Recently, when EXECUTING the Spark engine (set hive.execution.engine= Spark) in Hive, I often encountered an error message with return code 30041. To find out the cause, I read the official issue and related blogs. The following are introduced from several aspects of error phenomenon, cause analysis and solution, and finally make a summary.

(1) Error reporting phenomenon

ERROR : FAILED: Execution Error, return code 30041 from org.apache.hadoop.hive.ql.exec.spark.SparkTask. Failed to create Spark client for Spark session 7a817eea-176c-46ba-910e-4eed89d4eb4d
Copy the code

The above error message occurs frequently when I use Hive On Spark. However, after each error, I can run the HQL script again, which makes me confused.

(2) Cause analysis

Bloggers cite several reasons:

1. Spark is not started properly

2. Spark and Hive versions do not match

3. Resources are insufficient, causing the Connection between the Hive and Spark client to exceed the specified duration

Symptom 1 and 2 do not belong to the symptom 1 and 2. The Spark job on the cluster runs normally, indicating that Spark is started normally. In addition, the jobs configured with Hive On Spark do not fail permanently but fail occasionally. If the jobs are executed successfully after a retry, Spark and Hive versions match and there is no version conflict problem.

(iii) Solutions

Re: Cant Use Hive on Spark Engine Cannot Create Client Erorr Code 30041

Choose Hive Service > Configuration to enable Spark as a dependency. 2. Choose Hive Service > Configuration to view Spark related Settings

Second, if the above conditions are met, according to issues.apache.org/jira/browse… Answered by ZhouDaHong, middle.

If the hive and Spark configurations and version conflicts are excluded, perform the following operations: You can view queue resources.

If the queue resources reach 100% and no idle task resources are released to create a Spark session within a short time, the task will fail and this exception will be raised.

Solution: Increase the connection interval of the Hive client to 5 minutes.

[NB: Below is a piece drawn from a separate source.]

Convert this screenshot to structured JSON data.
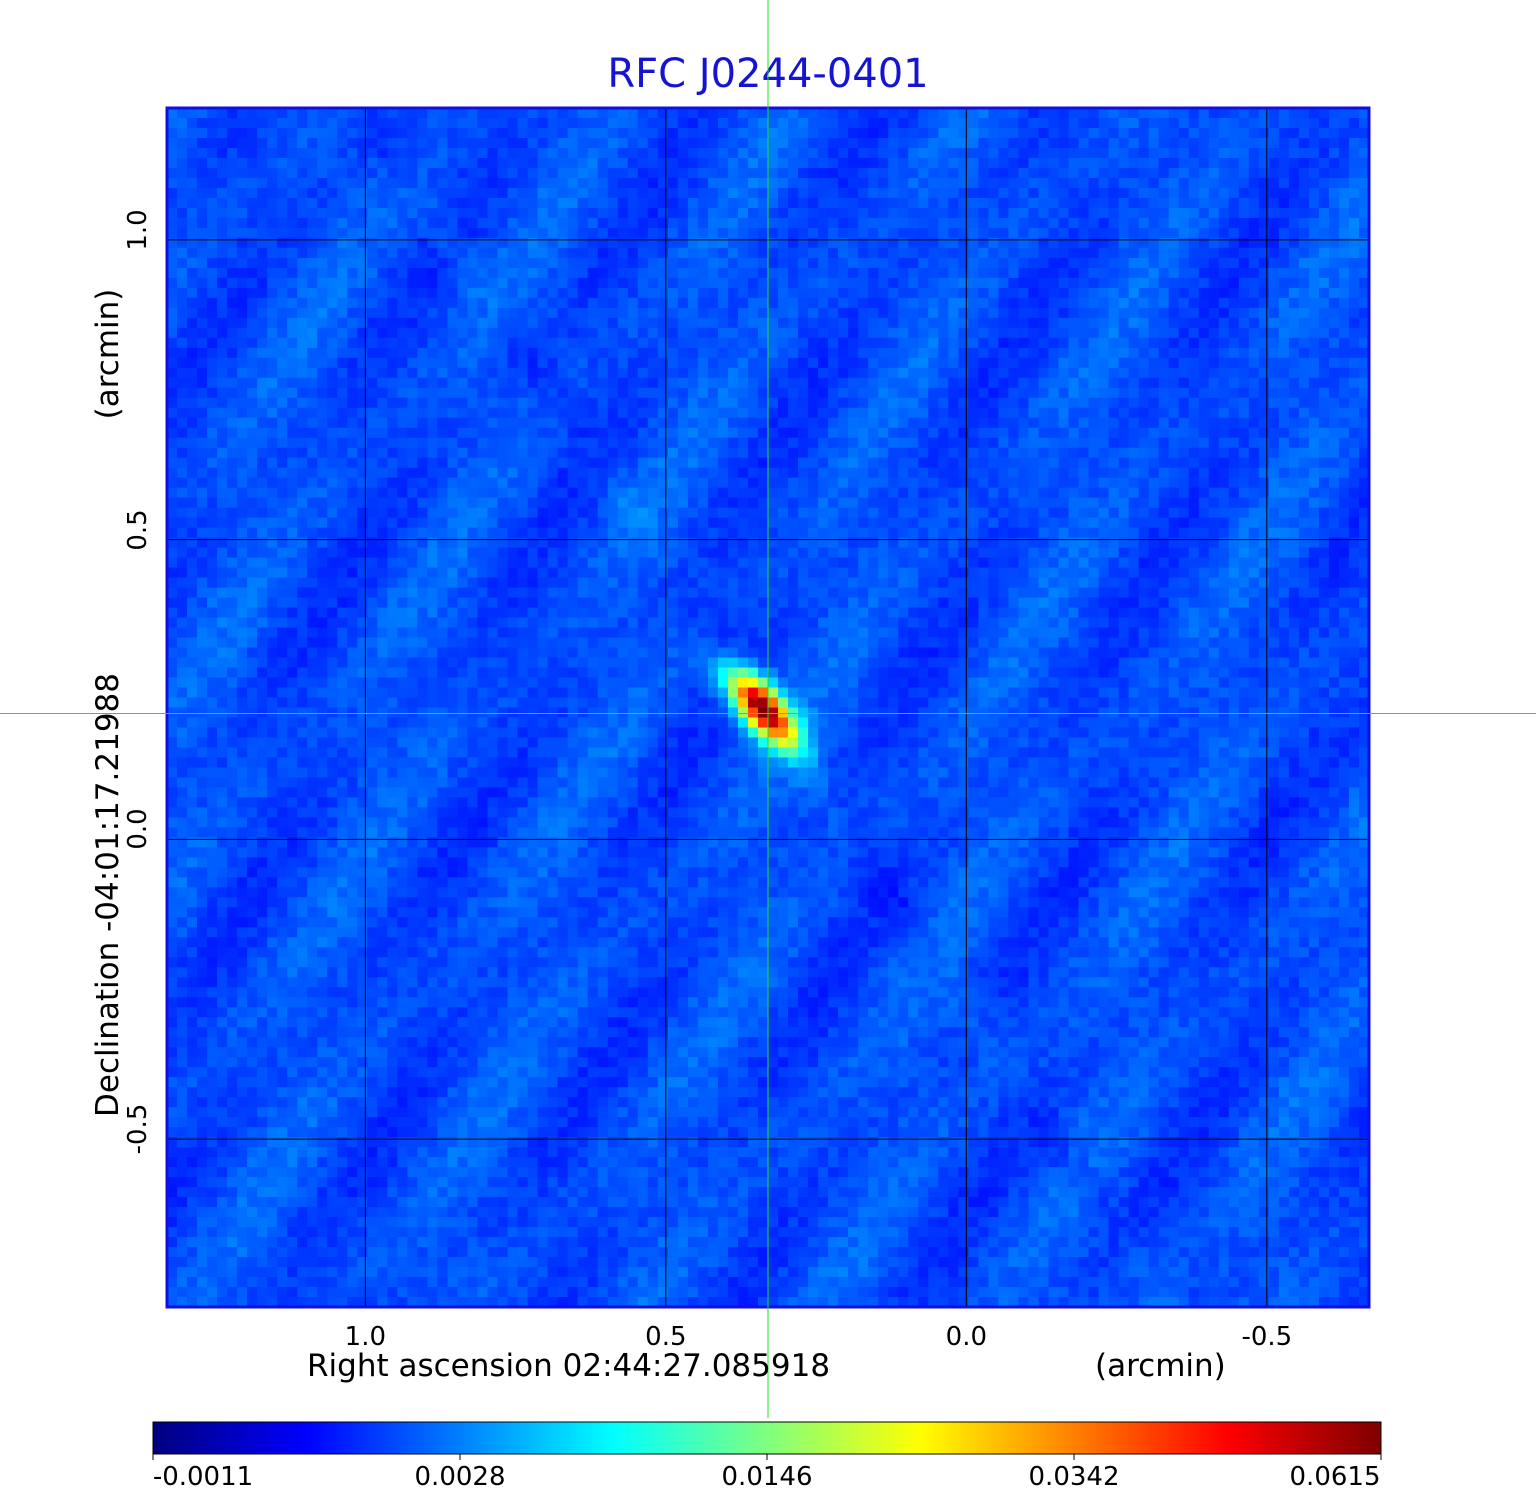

Set the hive. Spark. Client. The server. The connect. Timeout = 300000;

The unit is millisecond. The default value is 90 seconds. It is not recommended to set this parameter too long, as this will affect the job runtime.

(4) Summary

The possible causes listed on the Internet cannot be nested. The problem I encountered is either 1. Spark does not start properly or 2. Spark does not match the Hive version. So think about it from the third Angle. After finding the right direction, refer to relevant documents, forum discussions, start to try, step by step toward the goal.

The author blog: www.cnblogs.com/JasonCeng/

reference

[1] cant use hive on spark engine always create a client erorr code 30041 [community.cloudera.com/t5/Support-…].

[2]SemanticException Failed to get a spark session: org.apache.hadoop.hive.ql.metadata.HiveException: Failed to create the Spark client for Spark session [issues.apache.org/jira/browse…].

[3] 0514 – Hive On Spark unable to create the Spark Client problem analysis [cloud.tencent.com/developer/a…].

[4] HiveonSpark failed to create sparkSession [blog.sina.com.cn/s/blog_6dd7…]

[5]Failed to create Spark client for Spark session[www.cnblogs.com/Sunqi-1997/…]

[6]FAILED: Execution Error, return code 30041 from org.apache.hadoop.hive.ql.exec.spark.SparkTask. Failed to create Spark client for Spark session 7f00ef43-d843-45f5-a425-0995818a608f_0: java.lang.RuntimeException: spark-submit process failed with exit code 1[www.itdiandi.net/view/1431]

[7] Hive on Spark [issues.apache.org/jira/browse…].